Black Issues in Higher Education, April 24, 2003 by Kendra Hamilton

"The older generation thinks we're supposed to resist in the same way that they did, but things are not the same. We have different interests. Even the concept of the Black community has changed since the civil rights movement," she says. "There are a lot of people involved in gay rights--and that's something that at one time you just could not talk about or deal with. There's a growing number of students who consider themselves feminist as well."

THE MAKING OF AN ACTIVIST

In the "golden age of activism," students became politicized by direct experience. They went to segregated schools, drank from segregated drinking fountains. They watched dogs and men with water cannons attacking unarmed marchers on television. They saw body bags returning from Vietnam, entered the draft lottery and faced that terrible decision: Fight or flee.

Students of the current generation are politicized, by contrast, by their schools.

Sometimes the critical experiences come in high school.
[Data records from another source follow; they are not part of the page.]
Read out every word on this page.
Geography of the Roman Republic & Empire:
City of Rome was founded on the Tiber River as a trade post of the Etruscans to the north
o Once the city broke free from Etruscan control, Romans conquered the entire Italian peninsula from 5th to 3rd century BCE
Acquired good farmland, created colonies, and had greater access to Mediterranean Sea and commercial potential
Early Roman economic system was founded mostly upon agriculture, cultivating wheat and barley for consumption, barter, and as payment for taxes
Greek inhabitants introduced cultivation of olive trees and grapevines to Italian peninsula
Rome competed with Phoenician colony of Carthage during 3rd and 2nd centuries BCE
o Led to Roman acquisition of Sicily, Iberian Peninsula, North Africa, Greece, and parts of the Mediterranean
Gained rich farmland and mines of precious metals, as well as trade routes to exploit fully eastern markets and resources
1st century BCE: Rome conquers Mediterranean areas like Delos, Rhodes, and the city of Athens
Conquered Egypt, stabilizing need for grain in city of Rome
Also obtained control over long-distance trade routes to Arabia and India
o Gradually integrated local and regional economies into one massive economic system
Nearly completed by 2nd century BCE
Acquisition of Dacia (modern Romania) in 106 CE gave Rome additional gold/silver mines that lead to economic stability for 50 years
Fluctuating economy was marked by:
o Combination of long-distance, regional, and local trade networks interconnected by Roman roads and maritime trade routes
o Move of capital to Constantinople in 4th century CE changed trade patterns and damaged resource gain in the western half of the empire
That was certainly the case for Potier and Candice Smith, 21, a senior politics major at Hendrix College in Conway, Ark.

For Potier, a Haitian American whose mother is quite active with the immigrant community in his hometown of Boston, the key experiences were an African American history course at his high school, the prestigious Buckingham Browne & Nichols School in Cambridge, Mass., and a week in the Anytown program, a weeklong diversity conference for student leaders.
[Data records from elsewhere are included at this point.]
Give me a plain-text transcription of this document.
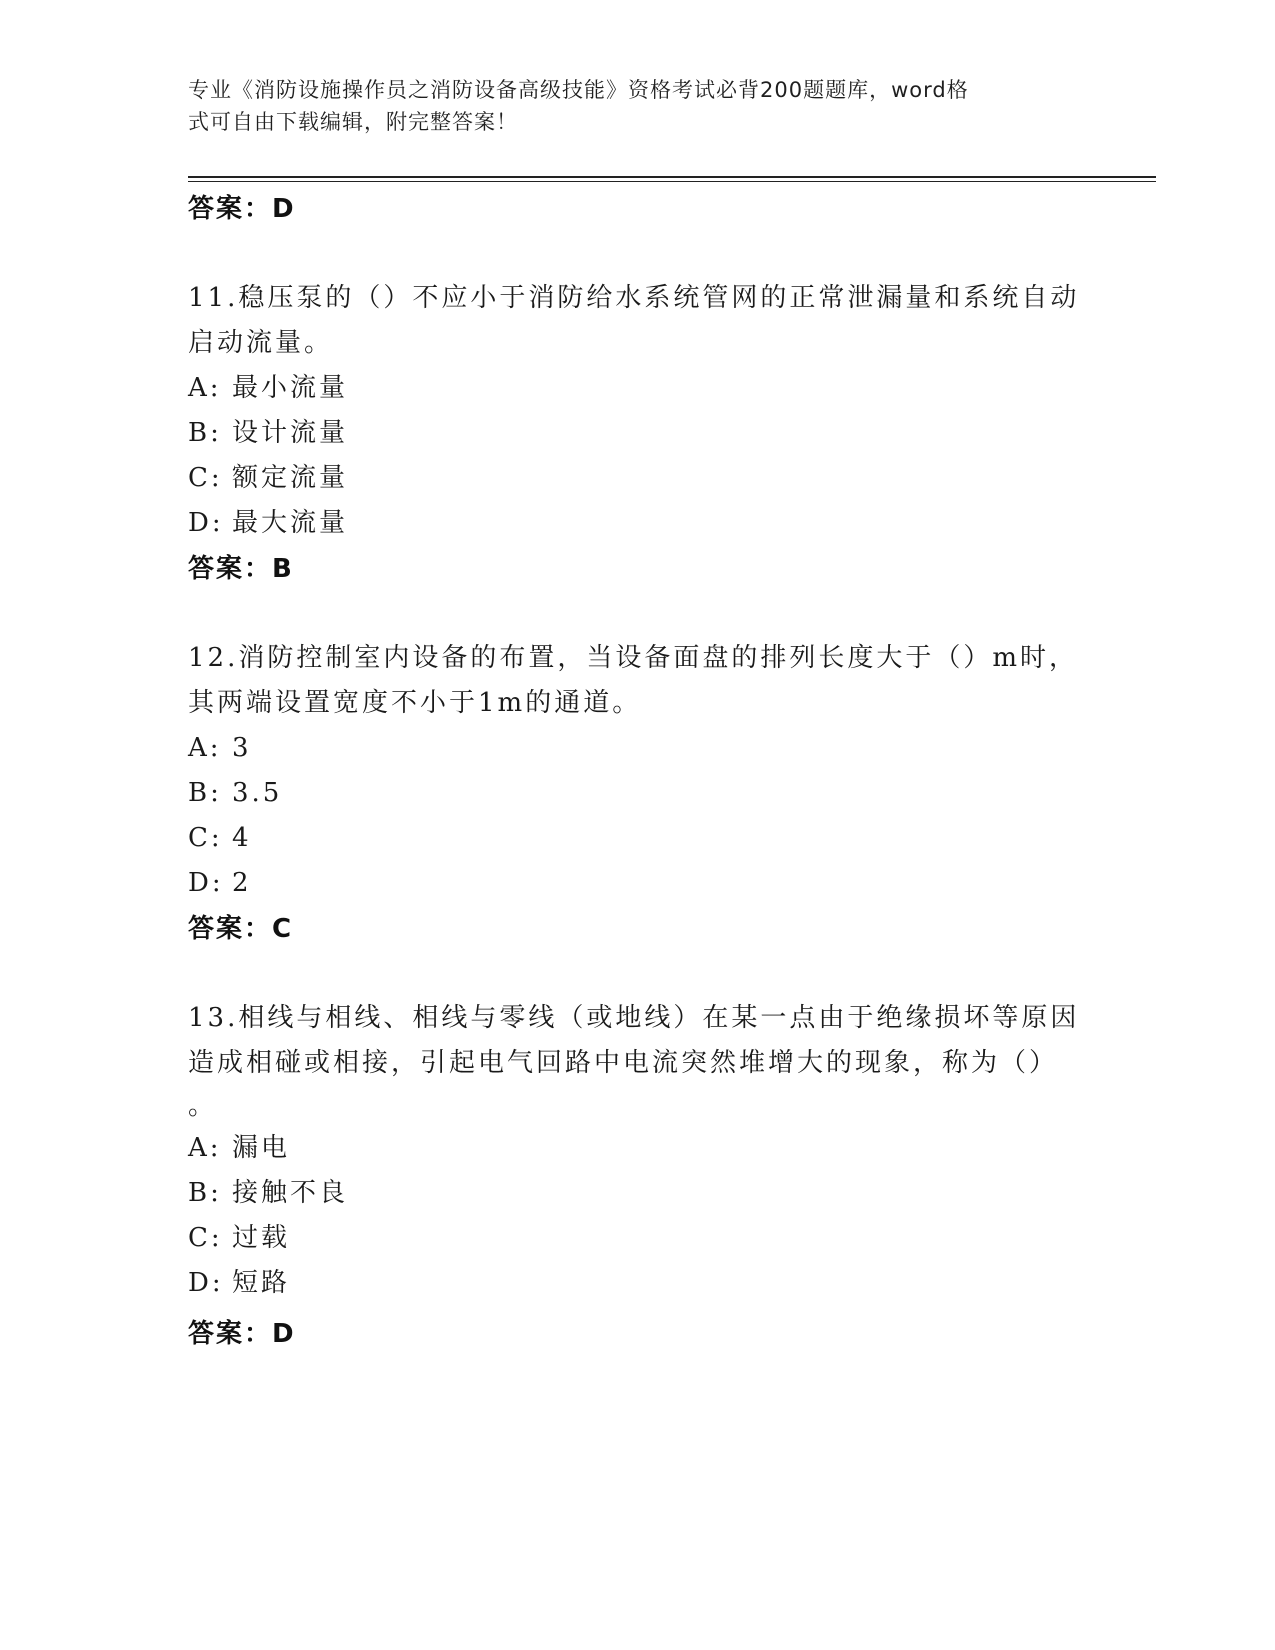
专业《消防设施操作员之消防设备高级技能》资格考试必背200题题库，word格
式可自由下载编辑，附完整答案！
答案：D

11.稳压泵的（）不应小于消防给水系统管网的正常泄漏量和系统自动

启动流量。

A: 最小流量
B: 设计流量
C: 额定流量
D: 最大流量
答案：B

12.消防控制室内设备的布置，当设备面盘的排列长度大于（）m时，

其两端设置宽度不小于1m的通道。

A: 3
B: 3.5
C: 4
D: 2
答案：C

13.相线与相线、相线与零线（或地线）在某一点由于绝缘损坏等原因

造成相碰或相接，引起电气回路中电流突然堆增大的现象，称为（）

。

A: 漏电
B: 接触不良
C: 过载
D: 短路
答案：D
"You could say that experience pushed me over the edge," Potier explains. "We were placed in workshops where we'd have to face issues of diversity across a wide gamut, forcing us to develop an understanding of women's issues, homophobia and heterosexism, ableism. The most important thing I learned was that when you see an injustice, if you don't step up and say what's going on is wrong, you're almost as bad as the person inflicting the injustice. That's always stayed with me."
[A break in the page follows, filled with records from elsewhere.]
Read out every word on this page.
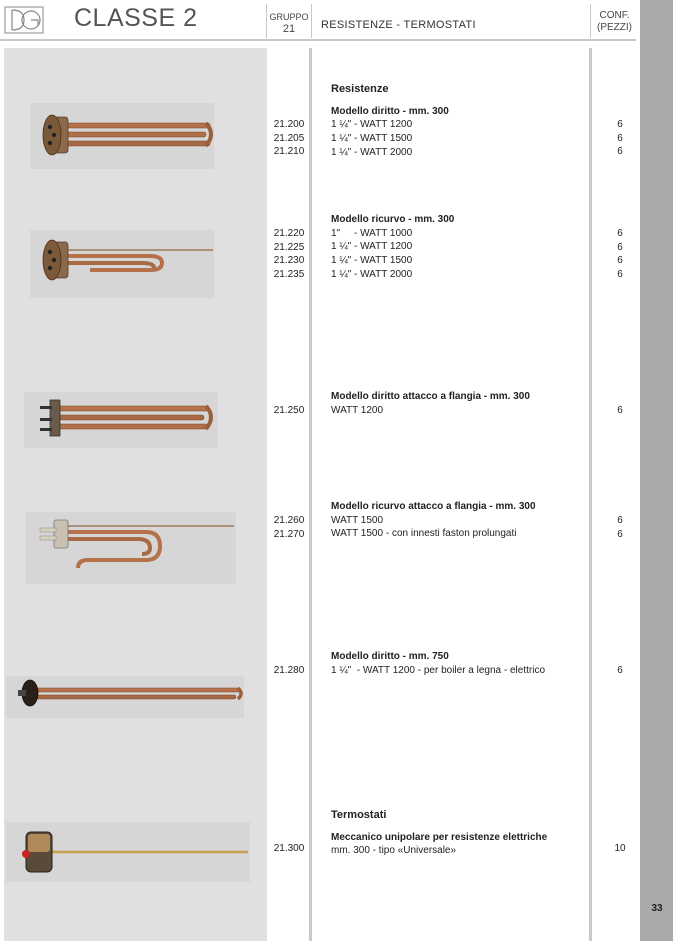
CLASSE 2	GRUPPO
21	RESISTENZE - TERMOSTATI
CONF.
(PEZZI)
33
21.200
21.205
21.210
21.220
21.225
21.230
21.235
21.250
21.260
21.270
21.280
21.300
Resistenze
Modello diritto - mm. 300
1 ¼" - WATT 1200
1 ¼" - WATT 1500
1 ¼" - WATT 2000
Modello ricurvo - mm. 300
1"     - WATT 1000
1 ¼" - WATT 1200
1 ¼" - WATT 1500
1 ¼" - WATT 2000
Modello diritto attacco a flangia - mm. 300
WATT 1200
Modello ricurvo attacco a flangia - mm. 300
WATT 1500
WATT 1500 - con innesti faston prolungati
Modello diritto - mm. 750
1 ¼"  - WATT 1200 - per boiler a legna - elettrico
Termostati
Meccanico unipolare per resistenze elettriche
mm. 300 - tipo «Universale»
6
6
6
6
6
6
6
6
6
6
6
10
Smith, on the other hand, is a proud graduate of Little Rock's Central High School. Her keen awareness of her high school's civil rights history fueled her interest in the Young Democrats. She was the vice president for minority affairs for the state of Arkansas her sophomore year in college and sought a series of leadership posts at her 92-percent White campus.

Smith and a handful of other African American students led a campaign to integrate the college's student senate. After the group managed to win nearly half of the 15 seats, Smith survived an impeachment campaign and enough smear tactics "to make you think Machiavelli had come back to life," she says with a laugh. But she remained positive and stayed the course. "I like being a trendsetter, breaking down barriers. That's how I approach life," she says, noting that she's currently the president of the Pre-Law Society.

For Phillips and Johnson, the consciousness-raising came a bit later.

Phillips was a freshman at Spelman taking two required courses, "The African Diaspora and the World" and "Introduction to Women's Studies."